My home was burglarized less than a week ago and while I've jumped right into "moving on" mode, I'm not sure the complete weight of the situation hit me fully until this afternoon when I started crying in the middle of work. Taking trivial items such as video games and jewelry sucks, but can be replaced. The memories hurt. The sweat and tears of putting together your college portfolio and every working file gone is a deep ache. It can all be recreated and made even better, but it hurts.

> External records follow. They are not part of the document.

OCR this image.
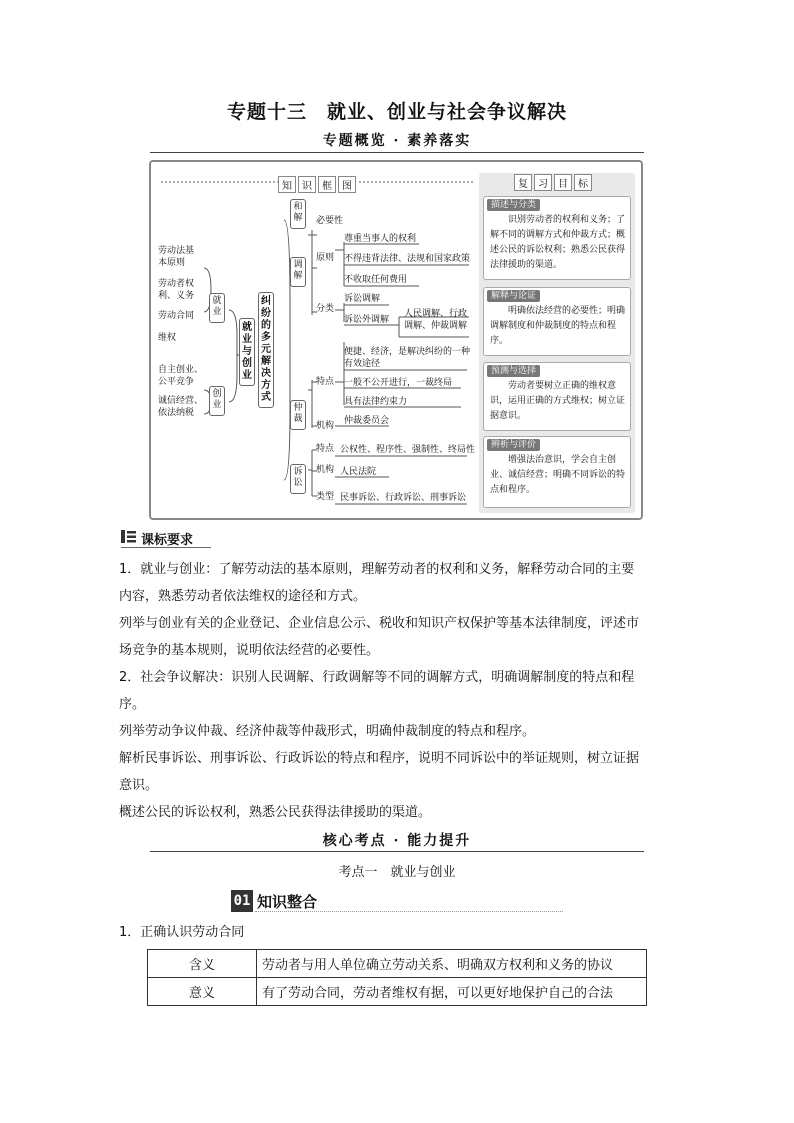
专题十三　就业、创业与社会争议解决
专题概览 · 素养落实
知 识 框 图
劳动法基
本原则
劳动者权
利、义务
劳动合同
维权
自主创业、
公平竞争
诚信经营、
依法纳税
就业
创业
就业与创业
纠纷的多元解决方式
和解
调解
仲裁
诉讼
必要性
原则
分类
尊重当事人的权利
不得违背法律、法规和国家政策
不收取任何费用
诉讼调解
诉讼外调解
人民调解、行政
调解、仲裁调解
特点
机构
便捷、经济，是解决纠纷的一种
有效途径
一般不公开进行，一裁终局
具有法律约束力
仲裁委员会
特点
机构
类型
公权性、程序性、强制性、终局性
人民法院
民事诉讼、行政诉讼、刑事诉讼
复 习 目 标
描述与分类
识别劳动者的权利和义务；了解不同的调解方式和仲裁方式；概述公民的诉讼权利；熟悉公民获得法律援助的渠道。
解释与论证
明确依法经营的必要性；明确调解制度和仲裁制度的特点和程序。
预测与选择
劳动者要树立正确的维权意识，运用正确的方式维权；树立证据意识。
辨析与评价
增强法治意识，学会自主创业、诚信经营；明确不同诉讼的特点和程序。
课标要求
1．就业与创业：了解劳动法的基本原则，理解劳动者的权利和义务，解释劳动合同的主要
内容，熟悉劳动者依法维权的途径和方式。
列举与创业有关的企业登记、企业信息公示、税收和知识产权保护等基本法律制度，评述市
场竞争的基本规则，说明依法经营的必要性。
2．社会争议解决：识别人民调解、行政调解等不同的调解方式，明确调解制度的特点和程
序。
列举劳动争议仲裁、经济仲裁等仲裁形式，明确仲裁制度的特点和程序。
解析民事诉讼、刑事诉讼、行政诉讼的特点和程序，说明不同诉讼中的举证规则，树立证据
意识。
概述公民的诉讼权利，熟悉公民获得法律援助的渠道。
核心考点 · 能力提升
考点一　就业与创业
01 知识整合
1．正确认识劳动合同
含义	劳动者与用人单位确立劳动关系、明确双方权利和义务的协议
意义	有了劳动合同，劳动者维权有据，可以更好地保护自己的合法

I kept too much information on my computer. Information I should have shared, but was nervous of sharing, even with the ambiguity of the internet. Wonderful quotes, book passages and memorable advice I've received have disappeared. I think what has put such an ache in my heart is all this acquired knowledge has disappeared and I feel that I'm starting over in my quest for information. But it's not gone. I've read it and learned from it and it's in the memory banks. It's letting go of that visual validation of knowledge. It's still with me, just not in a physically sense.
I know some of your are thinking, "what about back ups?" I know, I know. I had an external hard drive with all working files, but that was stolen as well. Website hosting? I took my site down to save money. I've recovered some final pdf's from emails, but it's just a tough spot. Lots of alcohol has been consumed to ease the mourning process.
So, while my plan to move on into book design has been delayed it is not halted. We're taking a detour here people, and that's what life is. A serious of detours and a challenge that always asks, "Do you have cojones?"